ComponentImpact if unavailablePriority
Execution layer (Agent or SDK)Applications can’t evaluate rulesHigh
Object StorageAgents can’t load new rules (existing rules remain in memory)High
BRMSCan’t author or publish new rulesMedium
PostgreSQLBRMS unavailableMedium

Management layer (BRMS)

Because the management layer is decoupled from execution, the BRMS does not require maximum availability. A straightforward setup is sufficient: Horizontal scaling — Run at least 2 BRMS replicas behind a load balancer for failover. Database HA — Use managed PostgreSQL with high availability enabled:
  • AWS Aurora PostgreSQL (Multi-AZ)
  • Azure Database for PostgreSQL Flexible Server (HA mode)
  • Google Cloud SQL (High availability)
Backups — Configure automated backups with point-in-time recovery. This is standard in modern managed database services and protects against data corruption or accidental deletion.
If BRMS becomes unavailable, rule execution continues uninterrupted.
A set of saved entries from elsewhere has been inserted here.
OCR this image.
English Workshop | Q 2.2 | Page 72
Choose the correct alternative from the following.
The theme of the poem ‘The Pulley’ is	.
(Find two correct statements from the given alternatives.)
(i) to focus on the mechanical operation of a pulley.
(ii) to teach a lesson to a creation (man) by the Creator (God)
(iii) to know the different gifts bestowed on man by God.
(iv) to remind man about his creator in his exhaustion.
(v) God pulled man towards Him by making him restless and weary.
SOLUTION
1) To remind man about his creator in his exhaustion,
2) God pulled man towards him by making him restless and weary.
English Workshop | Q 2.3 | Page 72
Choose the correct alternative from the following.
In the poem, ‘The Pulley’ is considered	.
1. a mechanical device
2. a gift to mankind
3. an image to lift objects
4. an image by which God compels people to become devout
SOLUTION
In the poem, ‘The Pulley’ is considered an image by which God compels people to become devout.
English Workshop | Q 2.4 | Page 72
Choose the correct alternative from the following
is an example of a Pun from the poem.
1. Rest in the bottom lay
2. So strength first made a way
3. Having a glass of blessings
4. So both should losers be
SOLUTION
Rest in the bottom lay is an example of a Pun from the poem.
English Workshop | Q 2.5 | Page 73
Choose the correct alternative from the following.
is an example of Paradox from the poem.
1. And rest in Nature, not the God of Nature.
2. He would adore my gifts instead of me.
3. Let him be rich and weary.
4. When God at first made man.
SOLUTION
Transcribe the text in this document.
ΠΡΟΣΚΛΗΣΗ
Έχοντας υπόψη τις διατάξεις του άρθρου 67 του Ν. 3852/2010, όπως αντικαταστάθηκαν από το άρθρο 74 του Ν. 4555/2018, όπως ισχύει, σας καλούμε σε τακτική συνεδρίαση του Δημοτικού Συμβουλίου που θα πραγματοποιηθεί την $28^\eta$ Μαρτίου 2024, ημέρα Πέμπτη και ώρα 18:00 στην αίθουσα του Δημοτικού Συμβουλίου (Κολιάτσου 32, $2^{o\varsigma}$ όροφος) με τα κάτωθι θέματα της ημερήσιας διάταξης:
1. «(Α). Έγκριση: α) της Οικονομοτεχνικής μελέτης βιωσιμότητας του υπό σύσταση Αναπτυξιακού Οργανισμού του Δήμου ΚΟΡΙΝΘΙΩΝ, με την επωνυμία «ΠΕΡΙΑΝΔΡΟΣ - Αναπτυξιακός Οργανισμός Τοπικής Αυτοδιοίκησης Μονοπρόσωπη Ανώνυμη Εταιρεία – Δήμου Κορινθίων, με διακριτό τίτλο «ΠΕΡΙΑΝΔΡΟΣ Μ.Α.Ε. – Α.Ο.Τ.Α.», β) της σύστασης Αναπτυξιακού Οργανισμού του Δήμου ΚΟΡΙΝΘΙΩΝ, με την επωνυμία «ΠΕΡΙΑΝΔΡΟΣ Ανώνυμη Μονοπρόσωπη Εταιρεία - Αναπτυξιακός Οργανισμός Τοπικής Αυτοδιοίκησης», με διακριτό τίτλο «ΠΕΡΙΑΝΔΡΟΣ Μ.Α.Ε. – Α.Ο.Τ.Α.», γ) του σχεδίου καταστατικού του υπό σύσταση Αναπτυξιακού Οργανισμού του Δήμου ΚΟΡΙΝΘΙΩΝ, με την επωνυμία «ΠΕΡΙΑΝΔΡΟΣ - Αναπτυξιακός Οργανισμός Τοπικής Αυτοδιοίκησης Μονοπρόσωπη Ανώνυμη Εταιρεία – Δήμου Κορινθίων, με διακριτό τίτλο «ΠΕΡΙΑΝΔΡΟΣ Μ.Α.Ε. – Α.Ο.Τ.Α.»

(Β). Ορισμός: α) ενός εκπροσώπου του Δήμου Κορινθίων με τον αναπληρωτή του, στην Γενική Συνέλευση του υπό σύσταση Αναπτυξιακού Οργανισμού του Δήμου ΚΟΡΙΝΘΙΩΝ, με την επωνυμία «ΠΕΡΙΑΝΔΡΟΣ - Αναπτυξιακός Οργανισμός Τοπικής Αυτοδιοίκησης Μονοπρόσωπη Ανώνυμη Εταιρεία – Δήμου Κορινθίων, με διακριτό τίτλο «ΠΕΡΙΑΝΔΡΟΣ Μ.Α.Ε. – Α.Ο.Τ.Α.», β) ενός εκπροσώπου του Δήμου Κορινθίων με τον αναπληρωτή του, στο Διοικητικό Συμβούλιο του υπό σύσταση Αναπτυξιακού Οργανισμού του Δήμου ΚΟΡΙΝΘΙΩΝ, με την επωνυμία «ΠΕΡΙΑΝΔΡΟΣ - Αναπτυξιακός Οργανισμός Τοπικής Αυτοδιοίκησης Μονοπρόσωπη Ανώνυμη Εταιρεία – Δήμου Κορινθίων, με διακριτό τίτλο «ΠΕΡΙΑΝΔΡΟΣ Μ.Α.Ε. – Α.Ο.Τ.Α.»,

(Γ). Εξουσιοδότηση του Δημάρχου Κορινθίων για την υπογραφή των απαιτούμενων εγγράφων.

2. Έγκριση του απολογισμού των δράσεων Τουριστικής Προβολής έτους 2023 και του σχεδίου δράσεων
Users cannot author or publish new rules until BRMS is restored, but all existing rules remain operational.

Execution layer

The execution layer requires high availability since it handles live traffic.

Agent deployment

When using the Agent, the only external dependency is object storage — which cloud providers design for high availability across multiple availability zones. Run at least 2 Agent replicas in production with health checks. Spread replicas across availability zones when possible. Agent resilience — Once rules are loaded into memory, the Agent continues serving requests even if object storage becomes temporarily unavailable. Rules are not ejected automatically on storage failure.

SDK deployment

When using the SDK with bundled rules, there are no external dependencies — your application is self-contained. High availability depends entirely on how you deploy your service. Run with horizontal scaling and standard HA patterns for your platform.

Cross-region availability

For extreme availability requirements, you can deploy across multiple regions without running BRMS in every region. How it works:
  1. BRMS runs in a single region and publishes releases to object storage
  2. Object storage replicates to a secondary region (using native cloud replication)
  3. Agents in each region poll their local storage bucket
  4. When BRMS publishes a release, both regions receive the same rules automatically
This approach provides regional failover for rule execution while keeping the management layer simple.

Recovery procedures

Agent failure

Traffic automatically routes to healthy replicas via your load balancer. Replace failed instances and investigate root cause from logs.

Storage failure

Agents continue serving with rules already in memory. If using cross-region replication, update Agent configuration to use the replica bucket. Restore primary storage when possible.

BRMS failure

Rule execution continues unaffected. Redeploy BRMS containers and verify database connectivity. Users can resume authoring once restored.

Recovery objectives

MetricTypical target
RTO (Recovery Time Objective)Near-zero with multi-replica Agents
RPO (Recovery Point Objective)0 with storage replication
With replicated storage and multi-replica Agents, most failures are handled automatically without downtime.